The Thief’s Journal: Songs of Decreation
de Billy Bultheel
Em diálogo com Gonçalo Sena
Curadoria de Marie-Therese Bruglacher e Marcos Silva
The Thief’s Journal: Songs of Decreation é uma investigação contínua sobre as relações composicionais entre música, espaço, movimento e o corpo e/ou instrumento. Escrita para nove corpos, a obra reúne um conjunto de músicos de formação clássica e de várias origens subculturais. Em colaboração com a Galeria Zé dos Bois, esta iteração de The Thief’s Journal dialoga em site-specific com obras escultóricas de Gonçalo Sena.

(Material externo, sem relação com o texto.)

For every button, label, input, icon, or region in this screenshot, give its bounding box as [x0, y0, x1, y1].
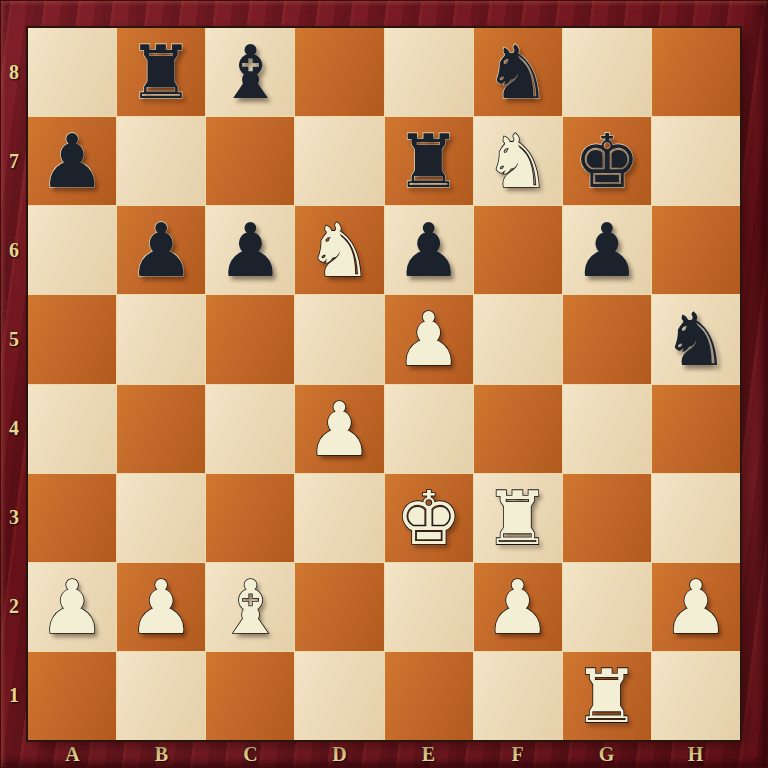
piece-white-bishop[interactable]: ♝ [217, 570, 283, 644]
square-a8[interactable] [28, 28, 116, 116]
square-b4[interactable] [117, 385, 205, 473]
square-f7[interactable]: ♞ [474, 117, 562, 205]
square-e8[interactable] [385, 28, 473, 116]
piece-black-bishop[interactable]: ♝ [217, 35, 283, 109]
piece-white-knight[interactable]: ♞ [485, 124, 551, 198]
square-f5[interactable] [474, 295, 562, 383]
square-d3[interactable] [295, 474, 383, 562]
square-h3[interactable] [652, 474, 740, 562]
rank-label-8: 8 [0, 28, 28, 117]
rank-label-7: 7 [0, 117, 28, 206]
square-c6[interactable]: ♟ [206, 206, 294, 294]
square-d6[interactable]: ♞ [295, 206, 383, 294]
square-d2[interactable] [295, 563, 383, 651]
square-h7[interactable] [652, 117, 740, 205]
square-a7[interactable]: ♟ [28, 117, 116, 205]
square-g7[interactable]: ♚ [563, 117, 651, 205]
piece-white-pawn[interactable]: ♟ [128, 570, 194, 644]
square-b6[interactable]: ♟ [117, 206, 205, 294]
rank-label-2: 2 [0, 562, 28, 651]
square-d4[interactable]: ♟ [295, 385, 383, 473]
square-c4[interactable] [206, 385, 294, 473]
square-a5[interactable] [28, 295, 116, 383]
piece-black-pawn[interactable]: ♟ [39, 124, 105, 198]
square-g1[interactable]: ♜ [563, 652, 651, 740]
square-h8[interactable] [652, 28, 740, 116]
piece-white-pawn[interactable]: ♟ [663, 570, 729, 644]
square-f8[interactable]: ♞ [474, 28, 562, 116]
square-c8[interactable]: ♝ [206, 28, 294, 116]
square-b1[interactable] [117, 652, 205, 740]
piece-black-knight[interactable]: ♞ [663, 302, 729, 376]
piece-white-rook[interactable]: ♜ [485, 481, 551, 555]
square-a2[interactable]: ♟ [28, 563, 116, 651]
square-h6[interactable] [652, 206, 740, 294]
square-f6[interactable] [474, 206, 562, 294]
square-c1[interactable] [206, 652, 294, 740]
piece-black-pawn[interactable]: ♟ [395, 213, 461, 287]
square-f1[interactable] [474, 652, 562, 740]
piece-black-rook[interactable]: ♜ [395, 124, 461, 198]
file-label-d: D [295, 740, 384, 768]
square-g3[interactable] [563, 474, 651, 562]
square-a4[interactable] [28, 385, 116, 473]
rank-labels: 87654321 [0, 28, 28, 740]
square-h2[interactable]: ♟ [652, 563, 740, 651]
square-e4[interactable] [385, 385, 473, 473]
square-b7[interactable] [117, 117, 205, 205]
square-a1[interactable] [28, 652, 116, 740]
piece-black-pawn[interactable]: ♟ [128, 213, 194, 287]
square-g8[interactable] [563, 28, 651, 116]
square-d5[interactable] [295, 295, 383, 383]
square-f4[interactable] [474, 385, 562, 473]
piece-white-pawn[interactable]: ♟ [39, 570, 105, 644]
square-d1[interactable] [295, 652, 383, 740]
piece-white-rook[interactable]: ♜ [574, 659, 640, 733]
rank-label-6: 6 [0, 206, 28, 295]
square-b5[interactable] [117, 295, 205, 383]
piece-white-pawn[interactable]: ♟ [395, 302, 461, 376]
piece-white-knight[interactable]: ♞ [306, 213, 372, 287]
square-b8[interactable]: ♜ [117, 28, 205, 116]
file-label-b: B [117, 740, 206, 768]
file-label-g: G [562, 740, 651, 768]
file-label-a: A [28, 740, 117, 768]
square-b2[interactable]: ♟ [117, 563, 205, 651]
rank-label-3: 3 [0, 473, 28, 562]
piece-black-king[interactable]: ♚ [574, 124, 640, 198]
file-labels: ABCDEFGH [28, 740, 740, 768]
piece-black-pawn[interactable]: ♟ [217, 213, 283, 287]
square-d8[interactable] [295, 28, 383, 116]
square-a3[interactable] [28, 474, 116, 562]
square-e6[interactable]: ♟ [385, 206, 473, 294]
square-c2[interactable]: ♝ [206, 563, 294, 651]
piece-white-pawn[interactable]: ♟ [306, 392, 372, 466]
square-e7[interactable]: ♜ [385, 117, 473, 205]
square-g6[interactable]: ♟ [563, 206, 651, 294]
board: ♜♝♞♟♜♞♚♟♟♞♟♟♟♞♟♚♜♟♟♝♟♟♜ [28, 28, 740, 740]
square-g5[interactable] [563, 295, 651, 383]
square-f2[interactable]: ♟ [474, 563, 562, 651]
piece-black-pawn[interactable]: ♟ [574, 213, 640, 287]
square-g4[interactable] [563, 385, 651, 473]
rank-label-4: 4 [0, 384, 28, 473]
file-label-f: F [473, 740, 562, 768]
square-e2[interactable] [385, 563, 473, 651]
file-label-c: C [206, 740, 295, 768]
square-e3[interactable]: ♚ [385, 474, 473, 562]
piece-white-pawn[interactable]: ♟ [485, 570, 551, 644]
square-f3[interactable]: ♜ [474, 474, 562, 562]
piece-black-knight[interactable]: ♞ [485, 35, 551, 109]
square-h5[interactable]: ♞ [652, 295, 740, 383]
square-b3[interactable] [117, 474, 205, 562]
chess-diagram: 87654321 ABCDEFGH ♜♝♞♟♜♞♚♟♟♞♟♟♟♞♟♚♜♟♟♝♟♟… [0, 0, 768, 768]
square-e5[interactable]: ♟ [385, 295, 473, 383]
square-c7[interactable] [206, 117, 294, 205]
file-label-h: H [651, 740, 740, 768]
square-h1[interactable] [652, 652, 740, 740]
piece-black-rook[interactable]: ♜ [128, 35, 194, 109]
square-c5[interactable] [206, 295, 294, 383]
rank-label-5: 5 [0, 295, 28, 384]
square-a6[interactable] [28, 206, 116, 294]
piece-white-king[interactable]: ♚ [395, 481, 461, 555]
square-e1[interactable] [385, 652, 473, 740]
square-c3[interactable] [206, 474, 294, 562]
square-h4[interactable] [652, 385, 740, 473]
square-g2[interactable] [563, 563, 651, 651]
file-label-e: E [384, 740, 473, 768]
square-d7[interactable] [295, 117, 383, 205]
rank-label-1: 1 [0, 651, 28, 740]
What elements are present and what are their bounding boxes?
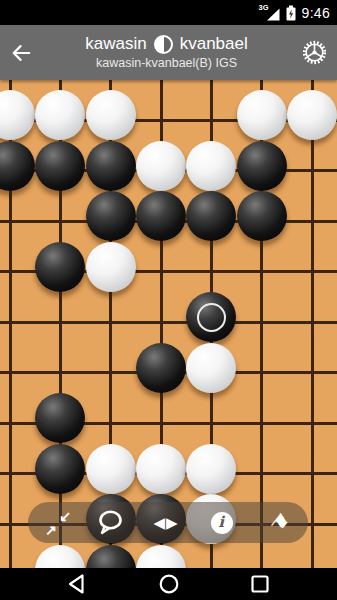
game-info-button[interactable]: i — [200, 502, 244, 543]
floating-toolbar: ↙ ↗ ◀▶ i ⚑ — [28, 502, 308, 543]
chat-bubble-icon — [96, 509, 124, 536]
pass-flag-button[interactable]: ⚑ — [257, 502, 301, 543]
stone-white[interactable] — [136, 545, 186, 569]
stone-white[interactable] — [0, 90, 35, 140]
exit-fullscreen-button[interactable]: ↙ ↗ — [36, 502, 80, 543]
info-icon: i — [211, 512, 233, 534]
page-title: kawasin kvanbael — [85, 34, 247, 54]
title-block: kawasin kvanbael kawasin-kvanbael(B) IGS — [42, 34, 291, 71]
stone-white[interactable] — [35, 545, 85, 569]
status-bar: 3G 9:46 — [0, 0, 337, 25]
nav-recents-button[interactable] — [245, 568, 275, 600]
stone-white[interactable] — [237, 90, 287, 140]
nav-home-button[interactable] — [154, 568, 184, 600]
prev-move-icon: ◀ — [153, 514, 166, 531]
signal-triangle-icon — [266, 8, 280, 21]
nav-back-button[interactable] — [62, 568, 92, 600]
stone-white[interactable] — [287, 90, 337, 140]
stone-white[interactable] — [186, 343, 236, 393]
stone-black[interactable] — [35, 393, 85, 443]
android-nav-bar — [0, 568, 337, 600]
stone-black[interactable] — [86, 141, 136, 191]
stone-white[interactable] — [86, 242, 136, 292]
settings-button[interactable] — [291, 25, 337, 80]
game-subtitle: kawasin-kvanbael(B) IGS — [96, 55, 237, 71]
prev-next-icon: ◀▶ — [153, 514, 178, 532]
nav-home-icon — [158, 573, 180, 595]
stone-black[interactable] — [86, 545, 136, 569]
stone-white[interactable] — [186, 444, 236, 494]
signal-3g-icon: 3G — [259, 4, 280, 21]
go-board[interactable]: ↙ ↗ ◀▶ i ⚑ — [0, 80, 337, 568]
grid-line-vertical — [311, 80, 314, 568]
chat-button[interactable] — [88, 502, 132, 543]
back-arrow-icon — [10, 42, 32, 64]
collapse-arrow-down-left: ↙ — [59, 508, 71, 524]
app-bar: kawasin kvanbael kawasin-kvanbael(B) IGS — [0, 25, 337, 80]
stone-black[interactable] — [237, 191, 287, 241]
stone-black[interactable] — [35, 444, 85, 494]
stone-black[interactable] — [86, 191, 136, 241]
battery-charging-icon — [285, 4, 297, 22]
stone-white[interactable] — [136, 141, 186, 191]
stone-black[interactable] — [136, 191, 186, 241]
stone-white[interactable] — [186, 141, 236, 191]
nav-back-icon — [67, 573, 87, 595]
stone-black[interactable] — [0, 141, 35, 191]
player-colors-icon — [154, 35, 173, 54]
grid-line-horizontal — [0, 321, 337, 324]
stone-black[interactable] — [186, 191, 236, 241]
stone-black[interactable] — [35, 141, 85, 191]
stone-black[interactable] — [237, 141, 287, 191]
stone-black[interactable] — [136, 343, 186, 393]
screen: { "status_bar": { "network": "3G", "time… — [0, 0, 337, 600]
stone-black-last-move[interactable] — [186, 292, 236, 342]
clock-label: 9:46 — [302, 5, 330, 21]
gear-icon — [301, 39, 328, 66]
next-move-icon: ▶ — [166, 514, 179, 531]
player-white-name: kawasin — [85, 34, 146, 54]
stone-white[interactable] — [35, 90, 85, 140]
info-letter: i — [218, 515, 224, 530]
player-black-name: kvanbael — [180, 34, 248, 54]
stone-white[interactable] — [86, 90, 136, 140]
exit-fullscreen-icon: ↙ ↗ — [46, 511, 70, 535]
back-button[interactable] — [0, 25, 42, 80]
nav-recents-icon — [250, 573, 270, 595]
stone-white[interactable] — [136, 444, 186, 494]
collapse-arrow-up-right: ↗ — [45, 522, 57, 538]
stone-white[interactable] — [86, 444, 136, 494]
stone-black[interactable] — [35, 242, 85, 292]
last-move-marker — [197, 303, 226, 332]
flag-icon: ⚑ — [264, 507, 294, 538]
move-navigation-button[interactable]: ◀▶ — [144, 502, 188, 543]
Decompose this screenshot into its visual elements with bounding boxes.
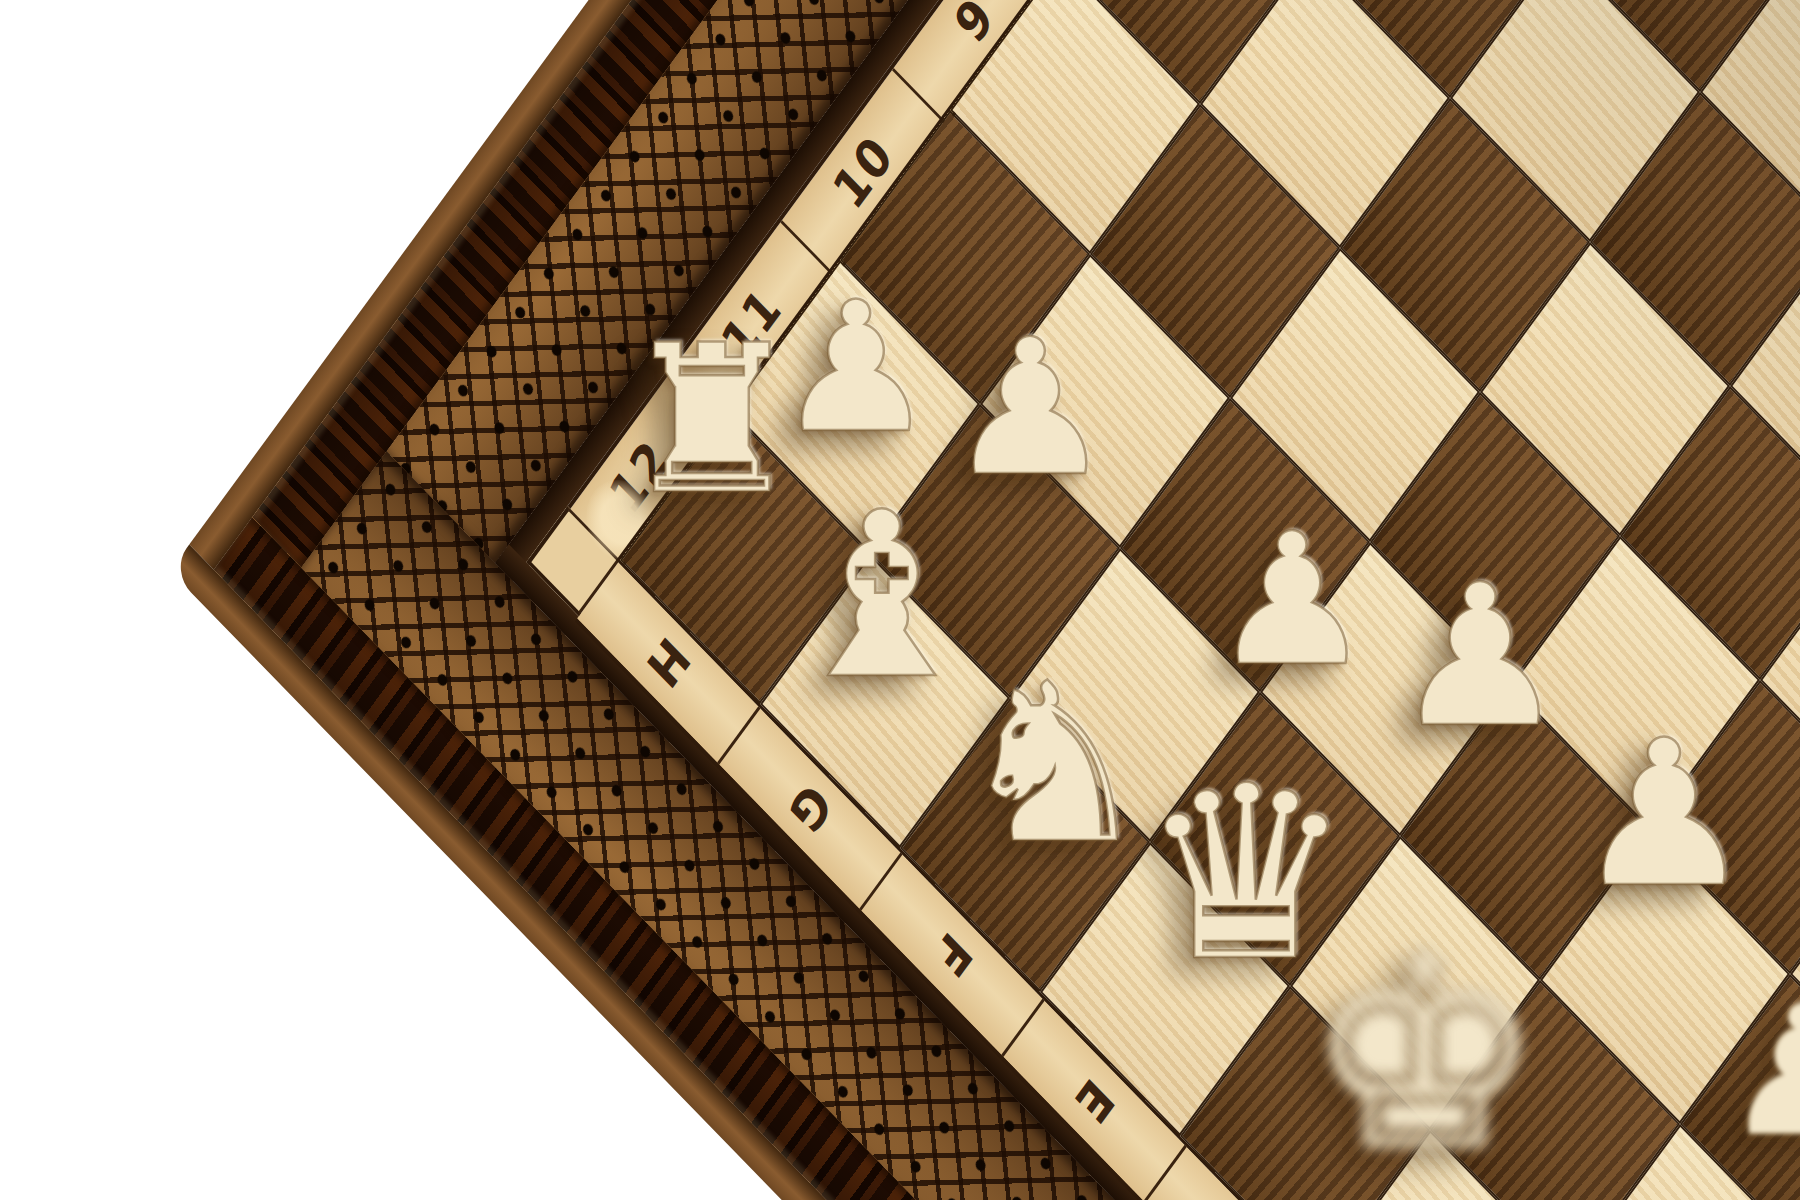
- file-letter-label: E: [1064, 1066, 1124, 1135]
- piece-white-pawn-b3[interactable]: ♟: [1712, 982, 1800, 1162]
- file-letter-label: H: [635, 625, 700, 700]
- piece-white-king-d1[interactable]: ♚: [1289, 919, 1559, 1189]
- piece-white-pawn-d3[interactable]: ♟: [1382, 558, 1578, 754]
- piece-white-pawn-c3[interactable]: ♟: [1563, 713, 1765, 915]
- file-letter-label: G: [778, 772, 842, 846]
- file-letter-label: F: [922, 920, 982, 989]
- photo-stage: 56789101112 HGFEDCBA ♜♟♟♝♞♛♚♟♟♟♟: [0, 0, 1800, 1200]
- piece-white-pawn-e3[interactable]: ♟: [1201, 509, 1383, 691]
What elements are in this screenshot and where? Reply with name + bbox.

Um armazém vazio em Marvila: uma capela sacra e misteriosa; uma espécie de lugar arqueológico. A chuva pinga do tecto; uma placa de metal chora; estranhos corais crescem da parede; a água escorre de uma piscina. Uma lula numa cadeira. Um espaço esquecido. As luzes do escritório ainda estão acesas.
Os dois artistas, Bultheel, compositor, e Sena, artista visual, falam a mesma língua, mas através de meios diferentes. Partilham uma busca de criação e des-criação, ecoando mutuamente no espaço e no tempo. Enquanto Bultheel escreve música como espaço e lê o espaço como música, Sena faz esculturas que personificam a bela fragilidade da natureza, transformada temporariamente em permanência, mas sempre porosa à sua decadência.
A noite é efémera. Nós testemunhamo-la apenas como: um momento fugaz no tempo.
Intrigado com o momento de catarse, Bultheel mistura vários estilos de música, desde composições polifónicas medievais a música de ensemble, noise e metal. Unidas no acto da audição por um sentimento de êxtase e devoção, estas músicas pertencem tanto a espaços sacros, como a clubes industriais. A meditação de Bultheel sobre as qualidades temporais e espaciais da escuta encontra resposta na exploração material de Sena sobre a poética do espaço. Juntos, escavam algo de estranho, um lugar de sombra.
Fazendo lembrar o ladrão de Jean Genet da sua autobiografia semi-ficcional “The Thief’s Journal”, as figuras vagueiam pelo espaço. Acariciam instrumentos e partem pratos. Roubam os seus sons. Encontram objectos estranhos e sacrificam-nos ao espaço. Tornam-se poetas musicais e espaciais, coreografando um espaço. O espaço começa a respirar.
No caminho para casa, à espera num semáforo, uma pedra de forma estranha olha-me do outro lado da rua. Cumprimentamo-nos. Passamos. Sinto os seus olhos nas minhas costas enquanto me afasto.